Constantin Noica, il più grande filosofo della generazione di Mircea Eliade ed uno dei più autentici e significativi pensatori romeni ed europei dello scorso secolo, ci ha lasciato in eredità una dei suoi capolavori sotto forma di lettera personale indirizzata a suo figlio. Il motivo per cui è stata scritta è dovuto alla decisione del figlio, inglese per via materna, di diventare monaco in Gran Bretagna, dove viveva.
La lettera intitolata “Lettera per Rafail” è stata pubblicata in Germania ed in Francia, nel penultimo numero della rivista Podromos (il numero doppio 8 – 9 del 1968) da Paul Miron e Ioan Cusa e rappresentava una vera e propria confessione di fede.

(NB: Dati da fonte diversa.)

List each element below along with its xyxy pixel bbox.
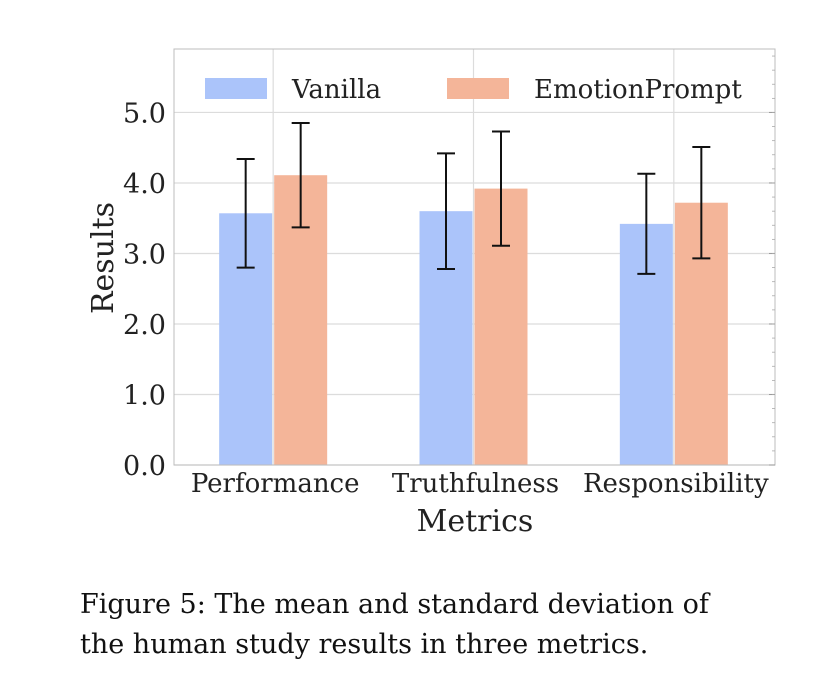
x-tick-label: Performance	[191, 469, 360, 499]
y-tick-label: 4.0	[123, 169, 166, 200]
y-tick-label: 5.0	[123, 98, 166, 129]
legend-label-emotionprompt: EmotionPrompt	[534, 75, 742, 105]
x-axis-label: Metrics	[417, 504, 534, 539]
legend-swatch-vanilla	[205, 78, 267, 99]
x-tick-label: Truthfulness	[392, 469, 559, 499]
figure-caption: Figure 5: The mean and standard deviatio…	[80, 585, 810, 665]
y-tick-label: 2.0	[123, 310, 166, 341]
y-axis-label: Results	[86, 202, 121, 314]
y-tick-label: 0.0	[123, 451, 166, 482]
caption-line-2: the human study results in three metrics…	[80, 629, 649, 660]
plot-frame	[173, 48, 776, 466]
x-tick-label: Responsibility	[583, 469, 769, 499]
error-bars-group	[236, 122, 711, 275]
bar-chart: 0.0 1.0 2.0 3.0 4.0 5.0 Performance Truthfulne…	[86, 48, 776, 539]
y-axis-ticks: 0.0 1.0 2.0 3.0 4.0 5.0	[123, 55, 775, 482]
y-tick-label: 1.0	[123, 380, 166, 411]
y-tick-label: 3.0	[123, 239, 166, 270]
legend: Vanilla EmotionPrompt	[205, 75, 742, 105]
legend-label-vanilla: Vanilla	[291, 75, 381, 105]
legend-swatch-emotionprompt	[447, 78, 509, 99]
x-axis-ticks: Performance Truthfulness Responsibility	[191, 469, 769, 499]
caption-line-1: Figure 5: The mean and standard deviatio…	[80, 589, 709, 620]
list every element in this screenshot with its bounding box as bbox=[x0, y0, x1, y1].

La lettera di Constantin Noica indirizzata al figlio, il monaco Rafail Noica
“Cosa c’è di così vitale nel vostro Mondo, caro figlio, che tu abbia deciso di abbandonare il nostro Mondo? Ho sentito che sono in tanti che lo abbandonano, anche se non prendono i voti religiosi, come te. Il mondo di oggi vi ha amareggiati oltre ogni misura? Avete forse pensato di poterlo servire fuori dalla sua realtà?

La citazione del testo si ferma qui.